介護の仕事で身につけた観察力、対人対応、記録、連携、状況判断などは、別の仕事でも活かせる場合があります。
「まだ頑張れる」より「安全に続けられるか」で考える
限界が近い人ほど、「まだ出勤できるから大丈夫」「倒れていないから続けられる」と考えがちです。
しかし、出勤できることと、安全に働き続けられることは別です。
退職判断では、次のように考えてみましょう。
- 利用者さんへ落ち着いて対応できているか
- 自分の体調を維持できているか
- 十分な休息を取れているか
- 分からないことを質問できているか
- 半年後も同じ働き方を続けられそうか
- 状況が改善する具体的な見込みがあるか
「頑張れるか」だけを基準にすると、限界まで我慢してしまいます。
無理をすれば続けられる状態ではなく、無理をしなくても続けられる状態かを判断基準にしてください。
緊急性が高い時は退職準備より安全を優先する
体調が著しく悪化している、自分や利用者さんを傷つけてしまいそう、職場で暴力や深刻なハラスメントを受けているといった場合は、通常の退職準備より安全確保を優先する必要があります。
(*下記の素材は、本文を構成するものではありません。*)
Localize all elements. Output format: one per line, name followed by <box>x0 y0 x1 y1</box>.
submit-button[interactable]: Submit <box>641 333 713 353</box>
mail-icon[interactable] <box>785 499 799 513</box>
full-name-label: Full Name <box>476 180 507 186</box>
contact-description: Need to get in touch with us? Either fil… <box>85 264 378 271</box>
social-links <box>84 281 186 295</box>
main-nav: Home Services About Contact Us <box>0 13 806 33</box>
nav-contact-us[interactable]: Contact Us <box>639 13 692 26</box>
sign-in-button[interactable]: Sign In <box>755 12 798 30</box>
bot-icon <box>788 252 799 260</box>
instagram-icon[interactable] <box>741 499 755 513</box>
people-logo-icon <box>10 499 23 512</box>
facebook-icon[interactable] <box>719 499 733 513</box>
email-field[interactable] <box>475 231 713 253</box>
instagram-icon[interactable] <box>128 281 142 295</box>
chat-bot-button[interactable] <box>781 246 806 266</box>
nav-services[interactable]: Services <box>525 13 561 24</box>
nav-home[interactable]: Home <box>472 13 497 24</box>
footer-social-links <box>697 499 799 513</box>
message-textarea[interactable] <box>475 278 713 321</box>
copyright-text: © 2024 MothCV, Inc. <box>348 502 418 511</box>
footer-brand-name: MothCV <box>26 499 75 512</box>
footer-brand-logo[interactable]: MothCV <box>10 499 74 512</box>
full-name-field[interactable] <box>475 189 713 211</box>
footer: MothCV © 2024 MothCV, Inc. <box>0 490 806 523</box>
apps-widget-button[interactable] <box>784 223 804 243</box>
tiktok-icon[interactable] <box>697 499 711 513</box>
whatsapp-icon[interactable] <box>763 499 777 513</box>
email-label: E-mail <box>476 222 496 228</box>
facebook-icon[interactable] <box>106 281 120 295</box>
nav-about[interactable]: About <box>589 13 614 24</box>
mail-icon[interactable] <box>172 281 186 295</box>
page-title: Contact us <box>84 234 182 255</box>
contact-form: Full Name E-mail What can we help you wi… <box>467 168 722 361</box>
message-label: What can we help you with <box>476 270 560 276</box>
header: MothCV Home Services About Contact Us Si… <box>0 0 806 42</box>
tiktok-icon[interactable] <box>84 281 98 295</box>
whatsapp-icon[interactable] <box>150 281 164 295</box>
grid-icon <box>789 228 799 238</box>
一人で判断せず、家族、信頼できる上司、医療機関、専門相談窓口などへ相談してください。
介護職として責任を持つことは大切ですが、限界を超えた状態で働き続けることが責任ある行動とは限りません。
自分を守ることは、利用者さんの安全を守ることにもつながります。
この記事のまとめ
・介護職の辞めどきは、辞めたい気持ちだけでなく心身や生活への影響から判断する
・休んでも疲れが取れない、不眠や強い不安が続く場合は早めに相談する
・ミスやヒヤリハットが増えた時は、個人だけでなく人員や教育体制も確認する
・勤務調整や配置転換で改善する可能性があるなら、退職前に相談してみる
・改善を求めても状況が変わらない場合は、転職を現実的な選択肢として考える
・退職する不安だけでなく、今の職場に残り続ける負担も比較する
・限界を超えてまで続ける必要はなく、自分と利用者さんの安全を優先する
介護職の辞めどきに、すべての人に共通する正解はありません。
大切なのは、周囲から「もう少し頑張れる」と言われるかではなく、自分が健康と安全を保ちながら働き続けられるかです。
今の職場が合わないだけであれば、施設や働き方を変えることで介護職を続けられる可能性があります。介護の仕事そのものが苦しい場合は、別の仕事へ進むことも一つの選択です。
辞めるか続けるかを焦って決める必要はありませんが、限界のサインを無視して我慢を続ける必要もありません。状況を整理し、必要な人へ相談しながら、自分を守れる選択を考えていきましょう。